Segundo Venosa, é necessário que haja pedido expresso para o réu adquirir a porção no imóvel, seja em reconvenção se o procedimento o permitir, seja em ação autônoma.
E se o invasor não tiver condições para suportar a indenização? Pode o deslinde de o pagamento ser deferido para uma problemática execução do julgado? O interessado poderia pedir uma caução para essa garantia. A solução, nessa circunstancia, apontaria inexoravelmente para a demolição.

Art. 1.259, CC: “Se o construtor estiver de boa-fé, e a invasão do solo alheio exceder a vigésima parte deste, adquire a propriedade da parte do solo invadido, e responde pelas perdas e danos que abranjam o valor que a invasão acrescer à construção, mais o da área perdida e o da desvalorização da área remanescente; se de má-fé, é obrigado a demolir o que nele construiu, pagando as perdas e danos apurados, que serão devidos em dobro”.

No caso acima vemos que quando a invasão é de monta, fixando a lei em superior à vigésima parte do solo alheio, o possuidor de boa-fé é tratado aparentemente de forma mais benéfica, adquirindo o terreno invadido, mas pagando indenização na forma descrita. Essas verbas serão evidentemente objeto de perícia complexa, tendo em vista os tópicos descritos em Lei: valor da área invadida, valor da área perdida e desvalorização da área remanescente.
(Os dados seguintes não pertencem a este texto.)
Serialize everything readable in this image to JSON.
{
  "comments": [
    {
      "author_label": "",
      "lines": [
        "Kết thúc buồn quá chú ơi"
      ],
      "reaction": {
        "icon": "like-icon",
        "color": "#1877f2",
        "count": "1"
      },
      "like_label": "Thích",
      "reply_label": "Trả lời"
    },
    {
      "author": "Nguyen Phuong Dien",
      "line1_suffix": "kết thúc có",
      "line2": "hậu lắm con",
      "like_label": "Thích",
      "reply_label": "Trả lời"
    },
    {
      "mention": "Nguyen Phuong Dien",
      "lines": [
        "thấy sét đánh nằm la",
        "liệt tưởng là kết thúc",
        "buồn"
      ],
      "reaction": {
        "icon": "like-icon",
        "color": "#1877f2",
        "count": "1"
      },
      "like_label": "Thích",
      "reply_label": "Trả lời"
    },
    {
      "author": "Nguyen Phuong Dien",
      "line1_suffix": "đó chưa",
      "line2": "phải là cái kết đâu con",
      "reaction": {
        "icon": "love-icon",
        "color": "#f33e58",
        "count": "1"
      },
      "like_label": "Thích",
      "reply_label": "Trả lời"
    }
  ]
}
Quanto ao invasor de má-fé, a Lei determina que ele seja obrigado a demolir o que construiu em terreno alheio, pagando o dobro das perdas e danos. Pode ocorrer que a demolição seja mais prejudicial que a manutenção da construção. Note que este último artigo abrange a construção parcial superior à vigésima parte, ou total em terreno alheio. O art. 1.258 reporta-se unicamente à construção parcial em terreno alheio, a qual, como regra, ocorre em terreno contíguo ou do invasor.